Borovoy is being completely disingenuous in his list of literary works subject to censorship if the legislation passes.  And he knows very well that our judges have bent over backwards to show that they are as liberal and tolerant as anybody else; it is rare for a book or film to meet their censure if it has any pretensions to artistic merit at all.

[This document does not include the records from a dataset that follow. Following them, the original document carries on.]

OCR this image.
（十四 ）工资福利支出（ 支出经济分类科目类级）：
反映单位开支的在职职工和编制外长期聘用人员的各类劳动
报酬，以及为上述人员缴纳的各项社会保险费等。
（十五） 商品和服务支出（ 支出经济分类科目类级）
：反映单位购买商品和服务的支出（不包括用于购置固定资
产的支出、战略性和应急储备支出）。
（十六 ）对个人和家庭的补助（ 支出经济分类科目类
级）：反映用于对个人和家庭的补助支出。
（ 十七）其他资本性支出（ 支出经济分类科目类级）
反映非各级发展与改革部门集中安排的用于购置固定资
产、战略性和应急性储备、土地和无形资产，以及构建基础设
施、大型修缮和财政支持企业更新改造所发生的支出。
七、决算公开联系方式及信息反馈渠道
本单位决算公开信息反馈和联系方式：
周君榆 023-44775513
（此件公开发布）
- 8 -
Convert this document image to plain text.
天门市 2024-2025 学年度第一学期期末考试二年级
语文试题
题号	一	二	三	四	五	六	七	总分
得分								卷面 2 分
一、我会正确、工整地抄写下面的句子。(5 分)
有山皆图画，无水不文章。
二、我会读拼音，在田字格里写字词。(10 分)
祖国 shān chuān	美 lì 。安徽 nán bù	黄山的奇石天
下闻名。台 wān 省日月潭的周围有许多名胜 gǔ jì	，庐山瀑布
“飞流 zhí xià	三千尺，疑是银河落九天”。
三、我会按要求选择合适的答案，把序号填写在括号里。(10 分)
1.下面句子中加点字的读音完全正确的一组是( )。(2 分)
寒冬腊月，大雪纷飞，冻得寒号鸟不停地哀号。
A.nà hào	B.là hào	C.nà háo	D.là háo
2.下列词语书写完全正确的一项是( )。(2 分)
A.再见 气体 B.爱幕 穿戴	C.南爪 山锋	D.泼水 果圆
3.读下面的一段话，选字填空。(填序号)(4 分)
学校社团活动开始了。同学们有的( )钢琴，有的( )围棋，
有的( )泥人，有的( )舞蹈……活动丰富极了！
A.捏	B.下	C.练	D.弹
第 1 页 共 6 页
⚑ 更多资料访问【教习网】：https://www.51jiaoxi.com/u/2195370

In fact, groups like Canadians for Decency point out that the defense of artistic merit is open to abuse; what justification artistic or otherwise, can there be for scenes of sexual violence, gross intrusions of objects into body cavities, necrophilia and bestiality?  The officers of Project “P”, the section of the Ontario Provincial Police assigned to deal with pornography, consider that the proposed legislation will not enable them to bring court cases against the most offensive pictures in Penthouse and Hustler and the like, such as those in which intercourse is simulated or nearly occurring – much less against a Rodin nude.

They are not the only ones to feel that the present legislation is inadequate and more restrictive laws against pornography are needed.  In a Globe column last June, Michele Landsberg pointed out that a Manitoba judge had acquitted Penthouse magazine of obscenity charges, citing the testimony of respected civil libertarian spokeswomen that photographs of Japanese women ankles, bound, or trussed, with ropes tightly lashed around their breasts and through their genitals, were “strange and beautiful.”

Two days before this column appeared, the Ontario Court of Appeal upheld a decision by Judge P.T. Matlow that 36 sex magazines which showed sex without violence were not obscene.  Crown attorney Stanley Berger said that the judgment made the law against obscene literature virtually unenforceable.  “Unless we get the equivalent of pictorial representations of snuff films,” he said, “everything else can be distributed.”  He had urged during the trial that the magazines advocated incest, bondage and use of children as sexual objects, and that they degraded women by showing them as sexual machines.

The proposed legislation is necessary, and most of the arguments against it are spurious.  The objectors degrade the Canadian intellectual scene by making stock responses, using clichés, and failing to consider evidence which is generally available – including a carefully prepared report to our own government – that pornography causes harm within our society.